The proposed excess levy is for four years with each year capped at $401,000 and those officials with the EMS service said billing alone does not cover the cost of services. Also, EMS officials added having two ambulance houses that are staffed around the clock because they have 420 square miles of territory they service in the county, and they stated minutes are precious when treating a patient.

“The difficult problem is, it seems just as soon as a rig leaves the station there is a second call that comes in.

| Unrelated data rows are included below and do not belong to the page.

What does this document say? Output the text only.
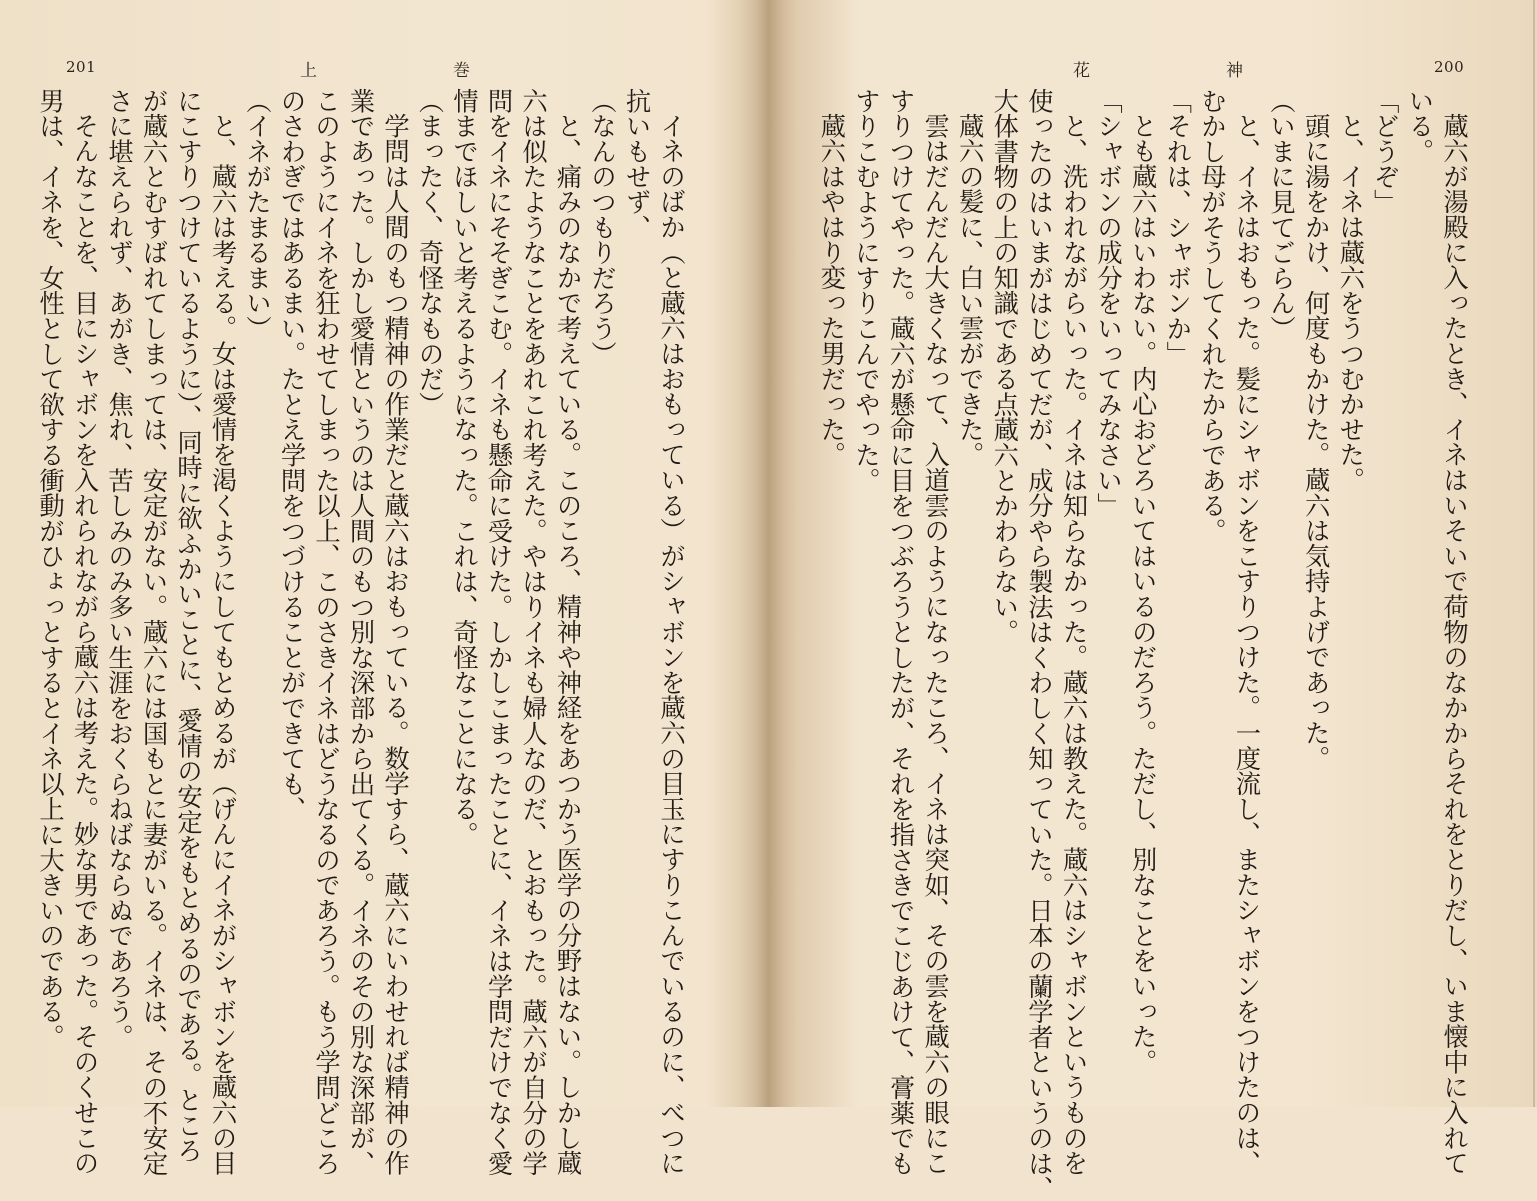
201	上　　　　　　　　巻
イネのばか（と蔵六はおもっている）がシャボンを蔵六の目玉にすりこんでいるのに、べつに
抗いもせず、
（なんのつもりだろう）
と、痛みのなかで考えている。このころ、精神や神経をあつかう医学の分野はない。しかし蔵
六は似たようなことをあれこれ考えた。やはりイネも婦人なのだ、とおもった。蔵六が自分の学
問をイネにそそぎこむ。イネも懸命に受けた。しかしこまったことに、イネは学問だけでなく愛
情までほしいと考えるようになった。これは、奇怪なことになる。
（まったく、奇怪なものだ）
学問は人間のもつ精神の作業だと蔵六はおもっている。数学すら、蔵六にいわせれば精神の作
業であった。しかし愛情というのは人間のもつ別な深部から出てくる。イネのその別な深部が、
このようにイネを狂わせてしまった以上、このさきイネはどうなるのであろう。もう学問どころ
のさわぎではあるまい。たとえ学問をつづけることができても、
（イネがたまるまい）
と、蔵六は考える。女は愛情を渇くようにしてもとめるが（げんにイネがシャボンを蔵六の目
にこすりつけているように）、同時に欲ふかいことに、愛情の安定をもとめるのである。ところ
が蔵六とむすばれてしまっては、安定がない。蔵六には国もとに妻がいる。イネは、その不安定
さに堪えられず、あがき、焦れ、苦しみのみ多い生涯をおくらねばならぬであろう。
そんなことを、目にシャボンを入れられながら蔵六は考えた。妙な男であった。そのくせこの
男は、イネを、女性として欲する衝動がひょっとするとイネ以上に大きいのである。
花　　　　　　　　神	200
蔵六が湯殿に入ったとき、イネはいそいで荷物のなかからそれをとりだし、いま懐中に入れて
いる。
「どうぞ」
と、イネは蔵六をうつむかせた。
頭に湯をかけ、何度もかけた。蔵六は気持よげであった。
（いまに見てごらん）
と、イネはおもった。髪にシャボンをこすりつけた。一度流し、またシャボンをつけたのは、
むかし母がそうしてくれたからである。
「それは、シャボンか」
とも蔵六はいわない。内心おどろいてはいるのだろう。ただし、別なことをいった。
「シャボンの成分をいってみなさい」
と、洗われながらいった。イネは知らなかった。蔵六は教えた。蔵六はシャボンというものを
使ったのはいまがはじめてだが、成分やら製法はくわしく知っていた。日本の蘭学者というのは、
大体書物の上の知識である点蔵六とかわらない。
蔵六の髪に、白い雲ができた。
雲はだんだん大きくなって、入道雲のようになったころ、イネは突如、その雲を蔵六の眼にこ
すりつけてやった。蔵六が懸命に目をつぶろうとしたが、それを指さきでこじあけて、膏薬でも
すりこむようにすりこんでやった。
蔵六はやはり変った男だった。
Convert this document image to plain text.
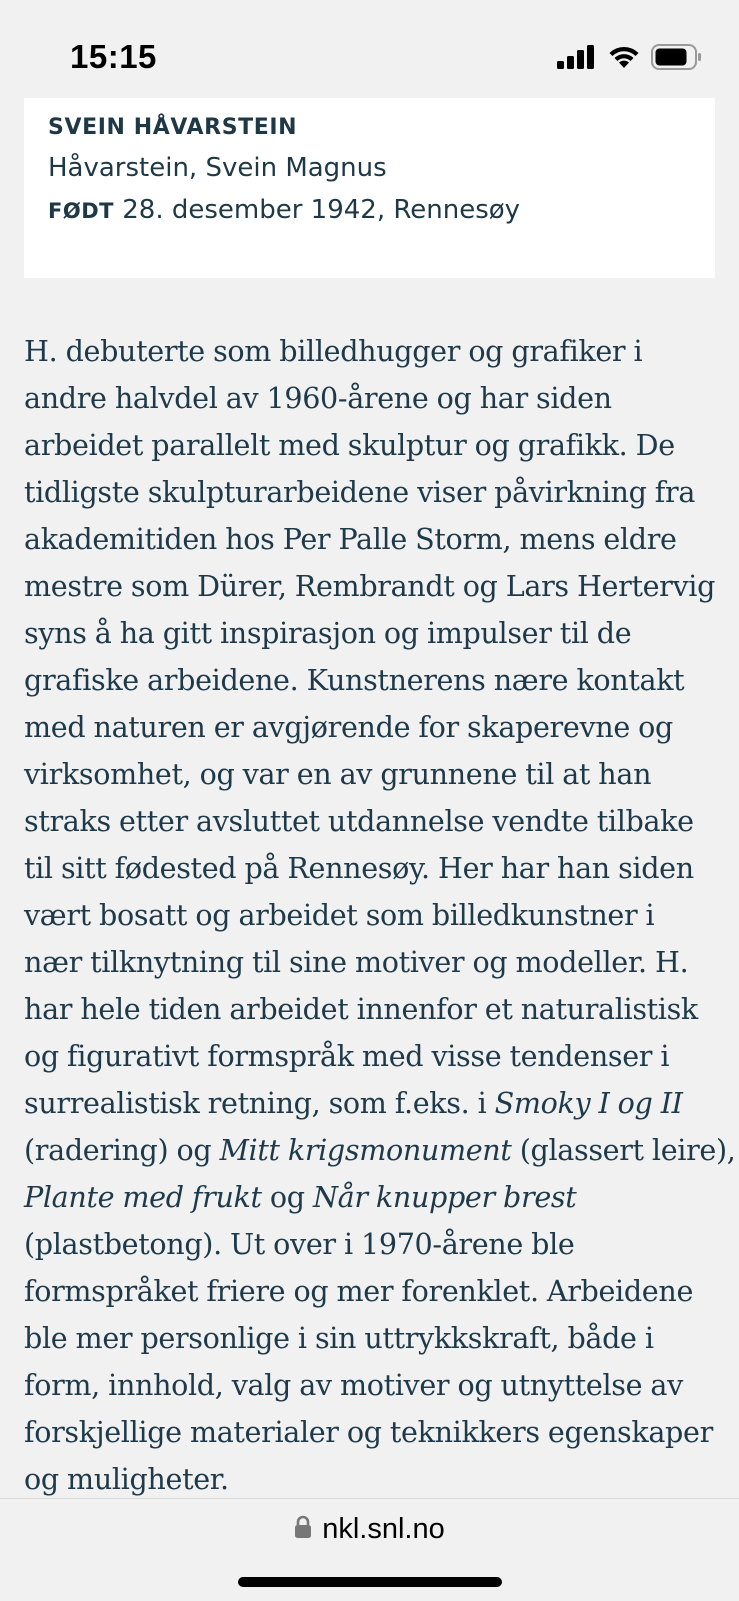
15:15
SVEIN HÅVARSTEIN
Håvarstein, Svein Magnus
FØDT 28. desember 1942, Rennesøy
H. debuterte som billedhugger og grafiker i
andre halvdel av 1960-årene og har siden
arbeidet parallelt med skulptur og grafikk. De
tidligste skulpturarbeidene viser påvirkning fra
akademitiden hos Per Palle Storm, mens eldre
mestre som Dürer, Rembrandt og Lars Hertervig
syns å ha gitt inspirasjon og impulser til de
grafiske arbeidene. Kunstnerens nære kontakt
med naturen er avgjørende for skaperevne og
virksomhet, og var en av grunnene til at han
straks etter avsluttet utdannelse vendte tilbake
til sitt fødested på Rennesøy. Her har han siden
vært bosatt og arbeidet som billedkunstner i
nær tilknytning til sine motiver og modeller. H.
har hele tiden arbeidet innenfor et naturalistisk
og figurativt formspråk med visse tendenser i
surrealistisk retning, som f.eks. i Smoky I og II
(radering) og Mitt krigsmonument (glassert leire),
Plante med frukt og Når knupper brest
(plastbetong). Ut over i 1970-årene ble
formspråket friere og mer forenklet. Arbeidene
ble mer personlige i sin uttrykkskraft, både i
form, innhold, valg av motiver og utnyttelse av
forskjellige materialer og teknikkers egenskaper
og muligheter.
nkl.snl.no
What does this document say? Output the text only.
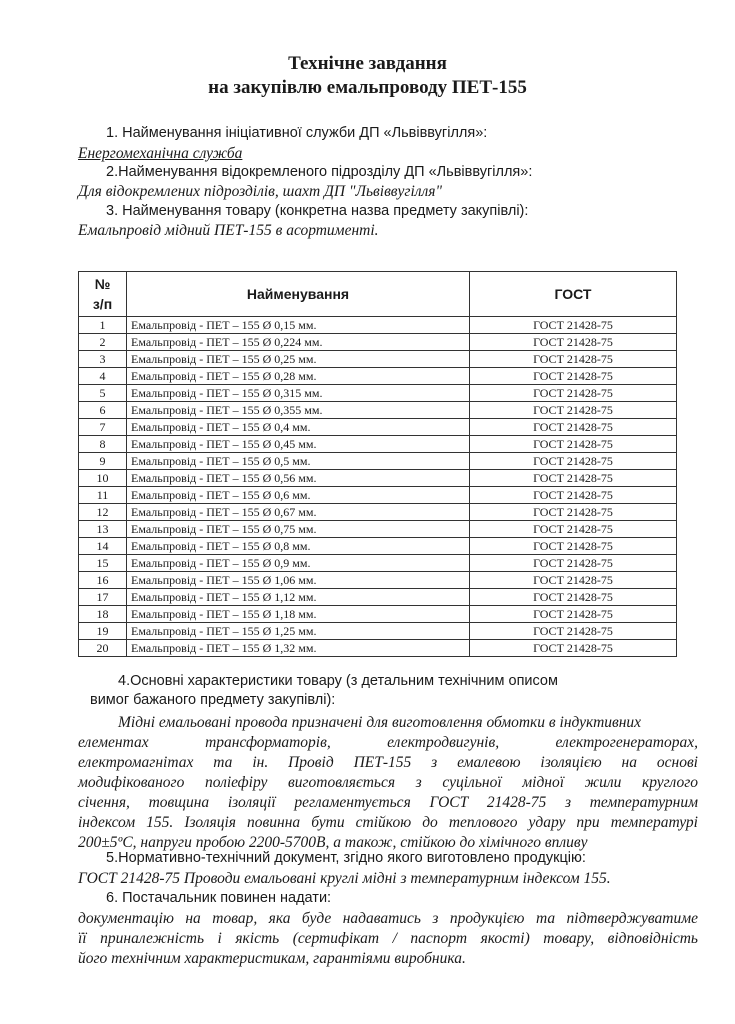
Технічне завдання
на закупівлю емальпроводу ПЕТ-155
1. Найменування ініціативної служби ДП «Львіввугілля»:
Енергомеханічна служба
2.Найменування відокремленого підрозділу ДП «Львіввугілля»:
Для відокремлених підрозділів, шахт ДП "Львіввугілля"
3. Найменування товару (конкретна назва предмету закупівлі):
Емальпровід мідний ПЕТ-155 в асортименті.
№
з/п	Найменування	ГОСТ
1	Емальпровід - ПЕТ – 155 Ø 0,15 мм.	ГОСТ 21428-75
2	Емальпровід - ПЕТ – 155 Ø 0,224 мм.	ГОСТ 21428-75
3	Емальпровід - ПЕТ – 155 Ø 0,25 мм.	ГОСТ 21428-75
4	Емальпровід - ПЕТ – 155 Ø 0,28 мм.	ГОСТ 21428-75
5	Емальпровід - ПЕТ – 155 Ø 0,315 мм.	ГОСТ 21428-75
6	Емальпровід - ПЕТ – 155 Ø 0,355 мм.	ГОСТ 21428-75
7	Емальпровід - ПЕТ – 155 Ø 0,4 мм.	ГОСТ 21428-75
8	Емальпровід - ПЕТ – 155 Ø 0,45 мм.	ГОСТ 21428-75
9	Емальпровід - ПЕТ – 155 Ø 0,5 мм.	ГОСТ 21428-75
10	Емальпровід - ПЕТ – 155 Ø 0,56 мм.	ГОСТ 21428-75
11	Емальпровід - ПЕТ – 155 Ø 0,6 мм.	ГОСТ 21428-75
12	Емальпровід - ПЕТ – 155 Ø 0,67 мм.	ГОСТ 21428-75
13	Емальпровід - ПЕТ – 155 Ø 0,75 мм.	ГОСТ 21428-75
14	Емальпровід - ПЕТ – 155 Ø 0,8 мм.	ГОСТ 21428-75
15	Емальпровід - ПЕТ – 155 Ø 0,9 мм.	ГОСТ 21428-75
16	Емальпровід - ПЕТ – 155 Ø 1,06 мм.	ГОСТ 21428-75
17	Емальпровід - ПЕТ – 155 Ø 1,12 мм.	ГОСТ 21428-75
18	Емальпровід - ПЕТ – 155 Ø 1,18 мм.	ГОСТ 21428-75
19	Емальпровід - ПЕТ – 155 Ø 1,25 мм.	ГОСТ 21428-75
20	Емальпровід - ПЕТ – 155 Ø 1,32 мм.	ГОСТ 21428-75
4.Основні характеристики товару (з детальним технічним описом
вимог бажаного предмету закупівлі):
Мідні емальовані провода призначені для виготовлення обмотки в індуктивних
елементах трансформаторів, електродвигунів, електрогенераторах,
електромагнітах та ін. Провід ПЕТ-155 з емалевою ізоляцією на основі
модифікованого поліефіру виготовляється з суцільної мідної жили круглого
січення, товщина ізоляції регламентується ГОСТ 21428-75 з температурним
індексом 155. Ізоляція повинна бути стійкою до теплового удару при температурі
200±5ºС, напруги пробою 2200-5700В, а також, стійкою до хімічного впливу
5.Нормативно-технічний документ, згідно якого виготовлено продукцію:
ГОСТ 21428-75 Проводи емальовані круглі мідні з температурним індексом 155.
6. Постачальник повинен надати:
документацію на товар, яка буде надаватись з продукцією та підтверджуватиме
її приналежність і якість (сертифікат / паспорт якості) товару, відповідність
його технічним характеристикам, гарантіями виробника.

You don’t want to be that second call, you want to know okay that one of the other ambulances are going to be staffed waiting to go,” said Dennis Filler, president of the Tucker County Ambulance Authority. “If I cannot maintain a workforce that is trained, certificated, up to date and current that is hard to provide that service.”

Passage of the excess levy gives Tucker County Ambulance Authority secure funding to be able to hire paramedics, EMTs, and staff two ambulance facilities in the county.

“The levy, think of it as being an insurance policy. We have to have equipped staff at what we call ALS capability, life-saving capability, to be able to answer that first call. And the levy allows us to make sure that we have the amount of staffing that we need necessary to do that and then be able to handle that second call. Because whenever we leave the station and pick up a victim for medical treatment we may be out of county normally for three hours and that is a minimum, okay, it can be longer than that depending upon the situation,” Filler said.

EMS officials added that when getting to the scene of an emergency minutes matter and that the passage of the excess levy means that they would have the funds to be able to better be prepared to treat patients.